過去に「浜田大明神」に祈念してご利益があったアスリートもいたから、「これに願いを伝えたら叶うかもよ」と言ったら、「3対0でスペインに勝ちますように」とか「カーボベルデが世界中に知られますように」とか、何というか、お願いもすごくきれいなんです。「お金持ちになれますように」なんて言う人はいないんです。そういうところも、すごくいい人たちだなと思いました。

「浜田大明神」に勝利を祈る

――大盛り上がりで観戦し、試合後は、どんな雰囲気でしたか?

もう朝までみんなで踊りまくっていました。結婚式のときに、「おめでとう」の意味で、車のクラクションを鳴らすそうなんですが、みんなクラクションを鳴らしっぱなしで走っていました。僕も車に乗っていたら、カーニバルみたいな人だかりにハマってしまい、3時間くらい動けないなんてこともありました。
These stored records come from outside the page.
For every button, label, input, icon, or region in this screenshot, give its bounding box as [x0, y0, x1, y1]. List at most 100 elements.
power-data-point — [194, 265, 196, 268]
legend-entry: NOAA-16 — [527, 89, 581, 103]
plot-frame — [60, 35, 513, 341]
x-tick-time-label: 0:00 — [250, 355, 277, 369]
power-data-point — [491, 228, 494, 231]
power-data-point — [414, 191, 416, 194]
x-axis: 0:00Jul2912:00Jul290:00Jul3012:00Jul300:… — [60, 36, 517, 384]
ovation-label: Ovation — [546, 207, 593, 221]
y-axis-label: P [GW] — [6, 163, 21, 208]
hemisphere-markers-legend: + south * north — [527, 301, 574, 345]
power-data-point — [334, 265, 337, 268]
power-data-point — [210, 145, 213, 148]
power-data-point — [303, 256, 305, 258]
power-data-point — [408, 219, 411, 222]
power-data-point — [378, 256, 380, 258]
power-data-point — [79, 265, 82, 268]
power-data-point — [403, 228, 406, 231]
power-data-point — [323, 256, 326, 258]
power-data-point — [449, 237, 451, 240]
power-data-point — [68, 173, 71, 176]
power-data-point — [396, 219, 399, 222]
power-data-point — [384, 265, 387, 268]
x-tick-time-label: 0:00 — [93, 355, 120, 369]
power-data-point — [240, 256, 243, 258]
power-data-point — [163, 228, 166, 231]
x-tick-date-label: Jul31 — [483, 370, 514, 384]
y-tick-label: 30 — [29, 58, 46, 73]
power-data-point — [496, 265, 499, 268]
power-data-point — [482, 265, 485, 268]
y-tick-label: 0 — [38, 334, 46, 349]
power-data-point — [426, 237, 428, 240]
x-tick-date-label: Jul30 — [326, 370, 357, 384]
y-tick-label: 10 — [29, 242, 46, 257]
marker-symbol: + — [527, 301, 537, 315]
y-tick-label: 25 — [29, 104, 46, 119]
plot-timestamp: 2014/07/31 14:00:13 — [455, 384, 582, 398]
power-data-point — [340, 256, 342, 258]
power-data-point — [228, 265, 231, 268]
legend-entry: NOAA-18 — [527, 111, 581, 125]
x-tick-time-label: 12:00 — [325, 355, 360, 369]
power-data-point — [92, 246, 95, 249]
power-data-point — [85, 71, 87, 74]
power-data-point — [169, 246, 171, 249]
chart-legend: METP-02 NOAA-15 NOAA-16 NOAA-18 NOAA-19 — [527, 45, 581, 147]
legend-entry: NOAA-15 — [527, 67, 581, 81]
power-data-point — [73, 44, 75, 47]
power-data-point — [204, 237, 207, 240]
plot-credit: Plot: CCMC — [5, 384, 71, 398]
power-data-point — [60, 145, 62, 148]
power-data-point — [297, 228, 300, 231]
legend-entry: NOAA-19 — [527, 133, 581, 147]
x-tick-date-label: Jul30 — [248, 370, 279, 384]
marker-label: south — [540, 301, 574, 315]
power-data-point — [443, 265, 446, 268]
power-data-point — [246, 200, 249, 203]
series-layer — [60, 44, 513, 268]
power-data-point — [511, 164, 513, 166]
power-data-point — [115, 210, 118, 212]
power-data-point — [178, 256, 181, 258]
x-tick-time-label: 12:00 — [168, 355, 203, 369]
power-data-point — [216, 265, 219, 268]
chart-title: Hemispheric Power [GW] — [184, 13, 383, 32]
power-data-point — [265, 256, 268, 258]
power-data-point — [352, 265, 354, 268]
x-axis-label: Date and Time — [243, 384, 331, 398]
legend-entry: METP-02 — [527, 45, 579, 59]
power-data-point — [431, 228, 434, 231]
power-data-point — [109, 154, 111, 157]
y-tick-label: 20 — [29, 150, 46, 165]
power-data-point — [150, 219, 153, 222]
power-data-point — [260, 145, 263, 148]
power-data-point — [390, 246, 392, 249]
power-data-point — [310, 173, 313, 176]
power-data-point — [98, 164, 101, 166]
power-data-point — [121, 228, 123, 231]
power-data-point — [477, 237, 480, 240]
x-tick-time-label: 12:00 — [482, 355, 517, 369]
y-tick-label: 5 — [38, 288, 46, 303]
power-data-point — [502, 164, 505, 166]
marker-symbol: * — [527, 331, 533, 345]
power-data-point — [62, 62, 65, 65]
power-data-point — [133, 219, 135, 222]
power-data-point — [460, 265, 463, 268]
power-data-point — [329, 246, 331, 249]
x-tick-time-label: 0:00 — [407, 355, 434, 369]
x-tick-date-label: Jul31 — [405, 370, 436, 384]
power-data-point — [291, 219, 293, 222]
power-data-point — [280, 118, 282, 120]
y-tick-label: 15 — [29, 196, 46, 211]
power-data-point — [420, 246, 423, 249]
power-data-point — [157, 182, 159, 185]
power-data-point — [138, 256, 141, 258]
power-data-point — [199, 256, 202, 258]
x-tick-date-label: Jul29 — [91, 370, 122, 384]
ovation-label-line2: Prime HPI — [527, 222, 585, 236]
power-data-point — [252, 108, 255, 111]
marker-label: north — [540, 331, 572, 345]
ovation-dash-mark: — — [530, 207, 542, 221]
そして、第2戦のウルグアイ戦では、得点があったじゃないですか。僕は、それをヴォジーニャ選手の生まれ故郷のミンデロで近所の人と一緒に見ていたんですけど、シュートが決まった瞬間、爆音の音楽がかかって(試合そっちのけで)みんなが踊り出すという。いや、試合再開してるよ、って(笑)。

――そういったみなさんの思いが、選手の背中を押したのだろうと、その戦いぶりから感じられました。

カーボベルデでは18歳になると、多くの人が出稼ぎで島を出ることになるそうなんです。現地ではあまり仕事がないので。そういうなかで、サッカーで海外に行けるというのは、子どもたちからしても、ものすごい憧れなんだと思います。

だから、選手たちも「サッカーを楽しむ」というより、「背負ってる」んですよね。そのプレッシャーは、僕らにはとうてい想像できないもの。試合後に、ヴォジーニャ選手が泣いているのを見ても感じました。